U.S. Geological (USGS) scientists led the first reconnaissance study to assess potential off-field transport of nitrapyrin and its degradate, 6-chloropicolinic acid (6-CPA), to streams. To provide a comparison for nitrapyrin, this study also measured the off-field transport of three widely used and often detected corn herbicides: acetochlor, atrazine, and metolachlor. Water samples were collected from March to June 2016 at 11 sites ranging in basin size (12 to 220,000 square kilometers) across the State of Iowa to encompass the spring fertilizer application period and corresponding crop growth.

Team of scientists studied changes in nitrapyrin

This study was designed to study changes in nitrapyrin occurrence associated with land use changes from March to June 2016. The above photographs document the following conditions: recent anhydrous ammonia application (upper left), corn planting (upper right), early emergence (lower left), and early corn growth (lower right). The corn field was upstream from the sampling site at West Branch Wapsinonoc Creek, Iowa (USGS Site ID: 0546494170). 

(Credit: Dana W. Kolpin, US Geological Survey. Public domain.)

This study was the first to document off-field transport of nitrapyrin. Nitrapyrin was detected in seven streams (39 percent of water samples) at concentrations ranging from 12 to 240 nanograms per liter even though its chemical properties indicate that it should adsorb to soils thus limiting its off-field transport. The degradate, 6-CPA, was never detected. The herbicides were detected in 100 percent of the samples at concentrations ranging from 28 to 16,000 nanograms per liter. Nitrapyrin detections were associated with rainfall events following the application of spring fertilizer, and nitrapyrin persisted in streams for up to 5 weeks. Nitrapyrin seems to follow the same spring flush pattern that has been well documented for herbicides.

Results from this study document nitrapyrin occurrence and transport from agricultural fields to adjacent streams.
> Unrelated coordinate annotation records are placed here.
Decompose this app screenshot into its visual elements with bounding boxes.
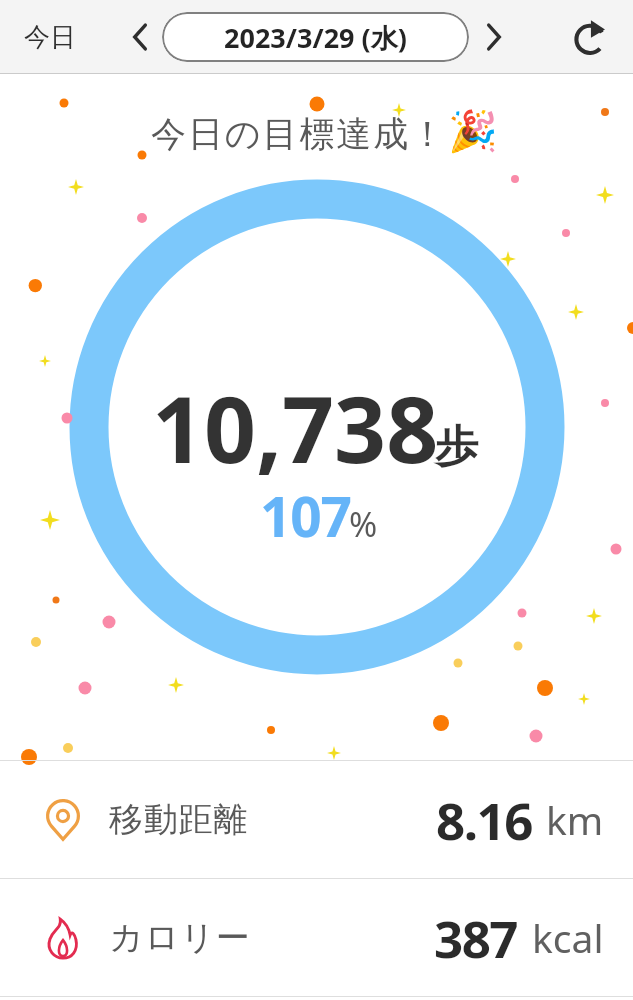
other: Distance xyxy=(46,799,80,841)
staticText: 移動距離 xyxy=(109,798,249,841)
staticText: 今日 xyxy=(24,21,76,54)
button[interactable]: Calories xyxy=(0,879,633,996)
staticText: 歩 xyxy=(435,420,478,474)
staticText: 107 xyxy=(260,478,351,553)
button[interactable]: 今日 xyxy=(10,0,90,74)
staticText: 387 xyxy=(434,903,518,972)
staticText: 2023/3/29 (水) xyxy=(224,19,407,56)
staticText: 8.16 xyxy=(436,785,532,854)
button[interactable]: Next day xyxy=(467,10,521,64)
staticText: kcal xyxy=(532,911,604,964)
staticText: 今日の目標達成！ xyxy=(151,112,448,156)
button[interactable]: 2023/3/29 (水) xyxy=(162,12,469,62)
staticText: 10,738 xyxy=(152,366,439,490)
button[interactable]: Distance xyxy=(0,761,633,878)
staticText: 🎉 xyxy=(448,108,498,155)
button[interactable]: Previous day xyxy=(113,10,167,64)
staticText: カロリー xyxy=(109,916,251,959)
other: Calories xyxy=(46,917,80,959)
staticText: km xyxy=(546,793,604,846)
staticText: % xyxy=(349,501,378,547)
button[interactable]: Refresh xyxy=(562,9,618,65)
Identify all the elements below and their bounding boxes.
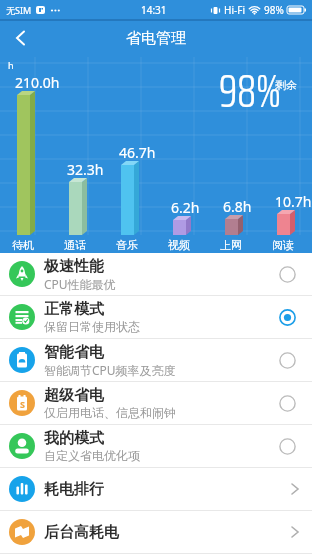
staticText: 智能调节CPU频率及亮度 xyxy=(44,362,176,378)
staticText: 仅启用电话、信息和闹钟 xyxy=(44,405,176,420)
staticText: 我的模式 xyxy=(44,429,104,448)
staticText: 32.3h xyxy=(67,160,104,179)
staticText: 自定义省电优化项 xyxy=(44,448,140,463)
button[interactable] xyxy=(0,19,40,57)
staticText: 省电管理 xyxy=(126,29,186,48)
staticText: 阅读 xyxy=(272,238,294,252)
button[interactable]: S xyxy=(0,382,312,425)
staticText: 音乐 xyxy=(116,238,138,252)
staticText: 14:31 xyxy=(141,3,167,17)
staticText: 保留日常使用状态 xyxy=(44,319,140,334)
button[interactable]: 我的模式 xyxy=(0,425,312,468)
staticText: 10.7h xyxy=(275,192,312,211)
staticText: 视频 xyxy=(168,238,190,252)
staticText: 上网 xyxy=(220,238,242,252)
staticText: 智能省电 xyxy=(44,343,104,362)
staticText: 正常模式 xyxy=(44,300,104,319)
staticText: 98% xyxy=(219,54,282,128)
staticText: 210.0h xyxy=(15,73,60,92)
staticText: 6.8h xyxy=(223,197,252,216)
staticText: 剩余 xyxy=(275,78,297,92)
button[interactable]: 极速性能 xyxy=(0,253,312,296)
staticText: 后台高耗电 xyxy=(44,523,119,542)
staticText: h xyxy=(8,59,14,71)
button[interactable]: 智能省电 xyxy=(0,339,312,382)
staticText: 46.7h xyxy=(119,143,156,162)
staticText: 极速性能 xyxy=(44,257,104,276)
button[interactable]: 后台高耗电 xyxy=(0,511,312,554)
button[interactable]: 耗电排行 xyxy=(0,468,312,511)
staticText: S xyxy=(20,398,25,410)
staticText: 6.2h xyxy=(171,198,200,217)
staticText: 待机 xyxy=(12,238,34,252)
staticText: 98% xyxy=(264,3,284,17)
button[interactable]: 正常模式 xyxy=(0,296,312,339)
staticText: 通话 xyxy=(64,238,86,252)
staticText: 耗电排行 xyxy=(44,480,104,499)
staticText: Hi-Fi xyxy=(224,3,245,17)
staticText: CPU性能最优 xyxy=(44,276,116,292)
staticText: 超级省电 xyxy=(44,386,104,405)
staticText: 无SIM xyxy=(6,4,32,16)
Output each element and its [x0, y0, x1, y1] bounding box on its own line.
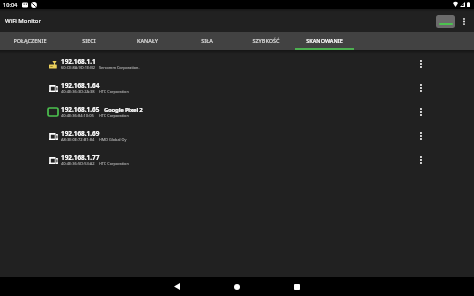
- button[interactable]: Device options: [411, 125, 431, 147]
- staticText: HTC Corporation: [99, 89, 129, 94]
- staticText: KANAŁY: [137, 37, 158, 44]
- staticText: 192.168.1.65: [61, 105, 100, 114]
- button[interactable]: SKANOWANIE: [295, 32, 354, 50]
- staticText: SIECI: [82, 37, 96, 44]
- staticText: 40:4E:36:84:10:05: [61, 113, 94, 118]
- staticText: 192.168.1.64: [61, 81, 100, 90]
- button[interactable]: Signal level: [436, 15, 455, 28]
- button[interactable]: KANAŁY: [118, 32, 177, 50]
- button[interactable]: Back: [163, 277, 191, 296]
- button[interactable]: POŁĄCZENIE: [0, 32, 59, 50]
- button[interactable]: Device options: [411, 77, 431, 99]
- staticText: POŁĄCZENIE: [13, 37, 47, 44]
- button[interactable]: 192.168.1.1: [0, 52, 474, 76]
- button[interactable]: 192.168.1.64: [0, 76, 474, 100]
- staticText: HMD Global Oy: [99, 137, 127, 142]
- staticText: 192.168.1.69: [61, 129, 100, 138]
- staticText: 10:04: [3, 1, 18, 9]
- button[interactable]: More options: [455, 11, 472, 31]
- staticText: SZYBKOŚĆ: [252, 37, 280, 44]
- button[interactable]: Recents: [283, 277, 311, 296]
- button[interactable]: SIŁA: [177, 32, 236, 50]
- staticText: 40:4E:36:3D:2A:38: [61, 89, 95, 94]
- staticText: HTC Corporation: [99, 113, 129, 118]
- staticText: SIŁA: [201, 37, 213, 44]
- button[interactable]: Device options: [411, 53, 431, 75]
- staticText: HTC Corporation: [99, 161, 129, 166]
- button[interactable]: Device options: [411, 101, 431, 123]
- staticText: Google Pixel 2: [104, 106, 143, 114]
- button[interactable]: SZYBKOŚĆ: [236, 32, 295, 50]
- button[interactable]: 192.168.1.77: [0, 148, 474, 172]
- button[interactable]: 192.168.1.69: [0, 124, 474, 148]
- button[interactable]: 192.168.1.65: [0, 100, 474, 124]
- staticText: Sercomm Corporation.: [99, 65, 140, 70]
- staticText: SKANOWANIE: [306, 37, 343, 44]
- button[interactable]: Home: [223, 277, 251, 296]
- button[interactable]: SIECI: [59, 32, 118, 50]
- staticText: 40:4E:36:5D:53:A2: [61, 161, 95, 166]
- button[interactable]: Device options: [411, 149, 431, 171]
- staticText: 192.168.1.1: [61, 57, 96, 66]
- staticText: WiFi Monitor: [5, 17, 41, 25]
- staticText: 60:CE:8A:9D:1E:B2: [61, 65, 96, 70]
- staticText: A8:3E:0E:72:B1:84: [61, 137, 95, 142]
- staticText: 192.168.1.77: [61, 153, 100, 162]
The concentrations observed in water samples were orders of magnitude below the median lethal concentration (LC50— a statistically derived concentration of a substance that can be expected to cause death in 50 percent of test animals) values reported by the U.S. Environmental Protection Agency for freshwater vertebrates and invertebrates. Concentrations were also below the minimal toxicity level that can affect non-target soil organisms such as bacteria, fungi, and actinomycetes in soils, and were below the toxicity level for target soil-nitrifying bacteria. However, there are no studies about the effects of nitrapyrin on microbial function related to nitrogen processing in aquatic systems. The concentrations measured in this study provide a baseline for future studies to understand the effects of this nitrification inhibitor on instream processing of nitrogen.

This study was supported by the USGS Environmental Health Program (Toxic Substances Hydrology and Contaminant Biology) of the Ecosystems Mission Area.